Automated synthesis of transmission lines loaded with complementary split ring resonators (CSRRs) and open complementary split ring resonators (OCSRRs) through aggressive space mapping (ASM)
This paper is focused on the application of space mapping optimization to the automated synthesis of transmission lines loaded with complementary split ring resonators (CSRRs) and open complementary split ring resonators (OCSRRs). These structures are of interest for the implementation of resonant-type metamaterial transmission lines and for the design of planar microwave circuits based on such complementary resonators. The paper presents a method to generate the layouts of CSRR- and OCSRR-loaded microstrip lines from the elements of their equivalent circuit models. Using the so-called aggressive space mapping, a specific implementation that uses quasi-Newton type iteration, we have developed synthesis algorithms that are able to provide the topology of these CSRR- and OCSRR-loaded lines in few steps.

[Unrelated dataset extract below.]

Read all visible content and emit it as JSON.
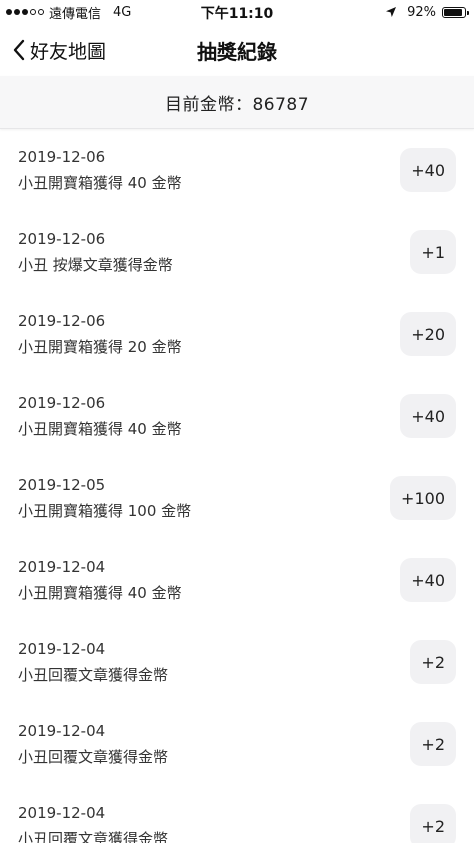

The most relevant aspect, however, is that this synthesis process is completely automatic, i.e., it does not require any action from the designers, other than initiating the algorithm. Moreover, this technique can be translated to other electrically small planar elements described by lumped element equivalent circuit models.

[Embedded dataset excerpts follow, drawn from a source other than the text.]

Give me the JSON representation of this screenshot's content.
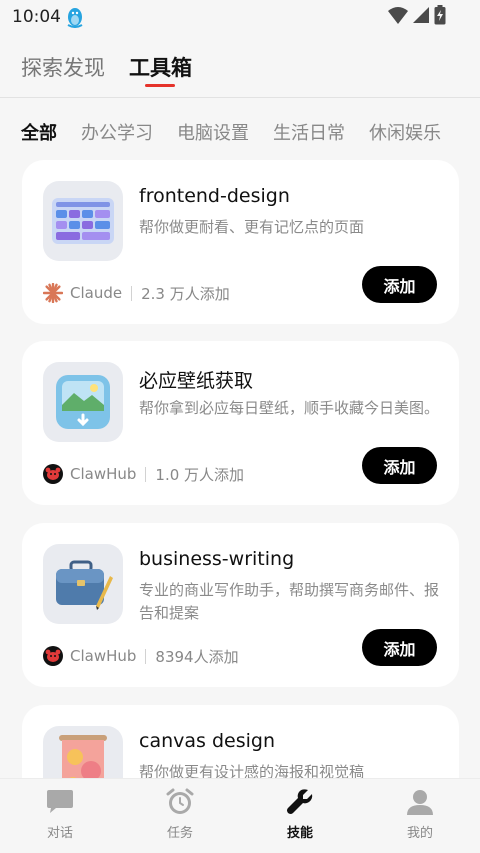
{
  "status_bar": {
    "time": "10:04",
    "app_icon": "penguin-icon",
    "icons": [
      "wifi-icon",
      "cell-signal-icon",
      "battery-charging-icon"
    ]
  },
  "top_tabs": [
    {
      "label": "探索发现",
      "active": false
    },
    {
      "label": "工具箱",
      "active": true
    }
  ],
  "accent_color": "#e5332a",
  "categories": [
    {
      "label": "全部",
      "active": true
    },
    {
      "label": "办公学习",
      "active": false
    },
    {
      "label": "电脑设置",
      "active": false
    },
    {
      "label": "生活日常",
      "active": false
    },
    {
      "label": "休闲娱乐",
      "active": false
    }
  ],
  "skills": [
    {
      "title": "frontend-design",
      "description": "帮你做更耐看、更有记忆点的页面",
      "source": "Claude",
      "source_icon": "claude-starburst-icon",
      "adds": "2.3 万人添加",
      "button": "添加",
      "icon": "dashboard-ui-icon"
    },
    {
      "title": "必应壁纸获取",
      "description": "帮你拿到必应每日壁纸，顺手收藏今日美图。",
      "source": "ClawHub",
      "source_icon": "clawhub-logo-icon",
      "adds": "1.0 万人添加",
      "button": "添加",
      "icon": "landscape-download-icon"
    },
    {
      "title": "business-writing",
      "description": "专业的商业写作助手，帮助撰写商务邮件、报告和提案",
      "source": "ClawHub",
      "source_icon": "clawhub-logo-icon",
      "adds": "8394人添加",
      "button": "添加",
      "icon": "briefcase-pen-icon"
    },
    {
      "title": "canvas design",
      "description": "帮你做更有设计感的海报和视觉稿",
      "icon": "poster-canvas-icon"
    }
  ],
  "bottom_nav": [
    {
      "label": "对话",
      "icon": "chat-bubble-icon",
      "active": false
    },
    {
      "label": "任务",
      "icon": "alarm-clock-icon",
      "active": false
    },
    {
      "label": "技能",
      "icon": "wrench-icon",
      "active": true
    },
    {
      "label": "我的",
      "icon": "person-icon",
      "active": false
    }
  ]
}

KeywordsGeometrical Variable Microstrip Line External Radius Electromagnetic Simulation Transmission Zero
This work has been partially supported by MICIIN-Spain (Projects TEC2010-17512 METATRANSFER, TEC2010-21520-C04-01 AVANSAT, CONSOLIDER EMET CSD2008-00066, and Grant AP2008-04707), Generalitat de Catalunya (Project 2009SGR-421), and MITyC-Spain (Project TSI-020100-2010-169 METASINTESIS). Ferran Martín is in debt to ICREA for supporting his work through an ICREA Academia Award (calls 2008 and 2013).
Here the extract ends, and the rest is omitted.